Bess’s mouth was dry. “What did you say to him?”
“I smiled back and thanked him.” Lucy glanced over her shoulder at Bess, her hand on the doorknob. “I smoothed it over, the way you would have done.”
“I never meant for you to stand quietly by and let yourself be insulted!”
“But that’s the way the world works,” Lucy pointed out. “Men like Thornecliff and Finch and my brother have all the power and can say and do whatever they like. Women have to put on a smile and bear it.”
Bess felt ill. “Lucy, no, that’s not?—”
“I’m tired, Bess.” And she sounded it, weary beyond her years and dull like Lucy Lively should never, ever be. “I think I’ll take a short nap.”
Bess stood, bumping against the dainty tea table and nearly knocking over the teapot. Swearing, she sopped up the spilled tea with a scallop-edged napkin and when she looked up, Lucy was gone.
Her stomach was in knots.
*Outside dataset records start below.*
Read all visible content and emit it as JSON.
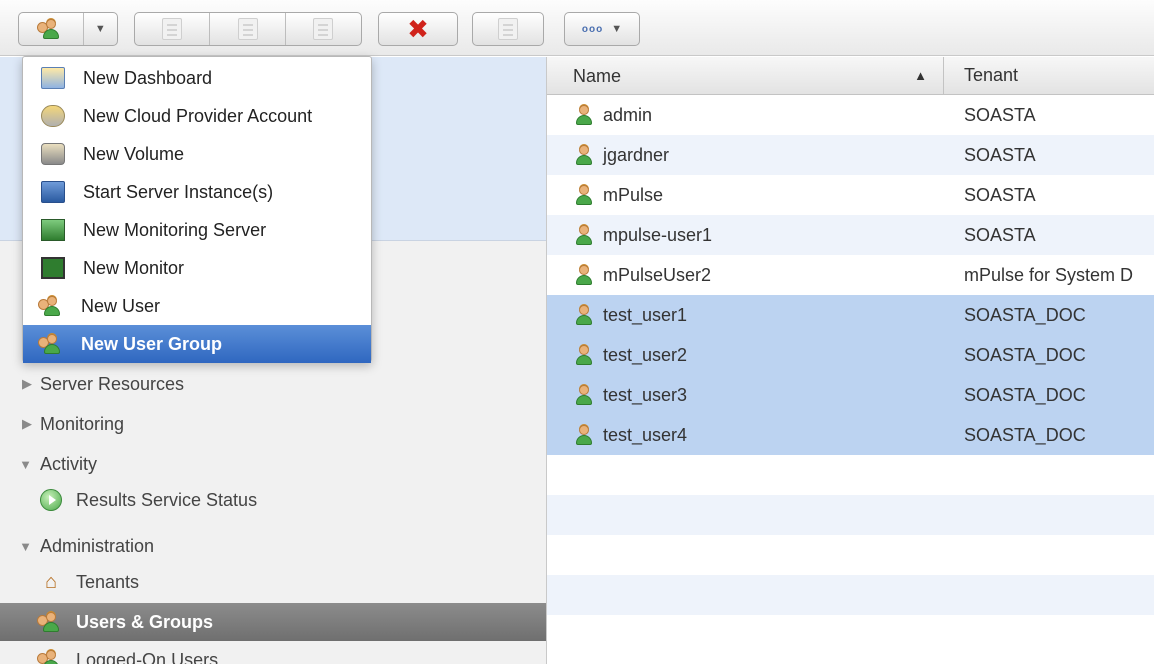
{
  "toolbar": {
    "new_button_icon": "new-user-group-icon",
    "view_menu_icon": "dots-icon",
    "delete_icon": "red-x-icon"
  },
  "menu": {
    "items": [
      {
        "label": "New Dashboard",
        "icon": "dashboard-icon"
      },
      {
        "label": "New Cloud Provider Account",
        "icon": "cloud-icon"
      },
      {
        "label": "New Volume",
        "icon": "volume-icon"
      },
      {
        "label": "Start Server Instance(s)",
        "icon": "server-start-icon"
      },
      {
        "label": "New Monitoring Server",
        "icon": "monitoring-server-icon"
      },
      {
        "label": "New Monitor",
        "icon": "monitor-icon"
      },
      {
        "label": "New User",
        "icon": "user-icon"
      },
      {
        "label": "New User Group",
        "icon": "user-group-icon"
      }
    ],
    "highlighted": "New User Group"
  },
  "nav": {
    "server_resources": "Server Resources",
    "monitoring": "Monitoring",
    "activity": "Activity",
    "results_service_status": "Results Service Status",
    "administration": "Administration",
    "tenants": "Tenants",
    "users_groups": "Users & Groups",
    "logged_on_users": "Logged-On Users"
  },
  "table": {
    "columns": {
      "name": "Name",
      "tenant": "Tenant"
    },
    "sort_indicator": "▲",
    "rows": [
      {
        "name": "admin",
        "tenant": "SOASTA",
        "selected": false
      },
      {
        "name": "jgardner",
        "tenant": "SOASTA",
        "selected": false
      },
      {
        "name": "mPulse",
        "tenant": "SOASTA",
        "selected": false
      },
      {
        "name": "mpulse-user1",
        "tenant": "SOASTA",
        "selected": false
      },
      {
        "name": "mPulseUser2",
        "tenant": "mPulse for System D",
        "selected": false
      },
      {
        "name": "test_user1",
        "tenant": "SOASTA_DOC",
        "selected": true
      },
      {
        "name": "test_user2",
        "tenant": "SOASTA_DOC",
        "selected": true
      },
      {
        "name": "test_user3",
        "tenant": "SOASTA_DOC",
        "selected": true
      },
      {
        "name": "test_user4",
        "tenant": "SOASTA_DOC",
        "selected": true
      }
    ]
  },
  "colors": {
    "selection": "#bcd3f1",
    "menu_highlight": "#2f67c0",
    "nav_selected": "#7a7a7a"
  }
}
Was this what she’d taught Lucy? By example, if not in so many words.
I smoothed it over.
Damn it all. Bess’s mind was suddenly full of Nathaniel’s low, gravelly voice telling her she didn’t need to make everything nice all the time. That she didn’t need to smooth everything over to make other people comfortable.
That he’d want her, even if it was a little messy. If she was a mess.
Bess shook herself free of her thoughts. She had to talk to Lucy. Leaving the soggy remains of their tea where it sat, Bess hurried to the door only to collide with the footman who was about to enter.
The footman, eyes wide, fumbled his silver salver and the folded, sealed letter atop it while Bess apologized for her clumsiness.
“Not at all, Mrs. Pickford,” the footman intoned, recovering his equanimity much more quickly than Bess. “There is a letter for you.”
Thanking him, Bess took the letter and darted into the hall, but Lucy was long gone. Bess bit her lip, debating whether to interrupt her nap with a difficult conversation she wasn’t sure how to approach in the first place.
It was difficult to teach what you didn’t know, after all.
Nathaniel’s soft, incisive words the other night had peeled back a protective layer of Bess’s psyche that had long kept her from examining her own tendency to put the comfort of others before her own.
And why was that such a bad thing, she’d argued with herself for the past three days. Wasn’t it supposed to be a good thing to take other people’s feelings into account?
Life generally ran smoother when there was someone smoothing things over, Bess had always found.
This, she saw now. This was why it was a bad thing. She could see it with Lucy in a way she couldn’t for herself.
No woman should have to put up with a man’s insulting, insinuating comments merely to keep the peace. Certainly not Lucy, as vibrant and unspoiled a creature as any ever created. It shouldn’t be Lucy’s responsibility to take everything she was feeling and thinking and stuff it down deep for the sake of getting along in a society that would ask that of her.
Maybe it was the practical choice. The sensible choice. But Bess could no longer see it as the right choice for Lucy.
Later, she promised herself. She would let Lucy rest for now, and later, Bess would talk to her. Tell her—there was more to life than being sensible. That she didn’t have to hide who she was in order to be happy.
That if Lucy wanted to go home to Little Kissington at once, Bess would take her.
Heart cracking and mind racing, Bess absently broke open the seal on the letter she still held and smoothed out the thick, creamy paper.
It wasn’t a letter, but an invitation.
The honor of your company is cordially requested at the Midsummer Masquerade…
Bess’s heart leapt. Her palms went damp as she read the invitation through again, and then again to be sure.
An invitation to a masked ball. That very night.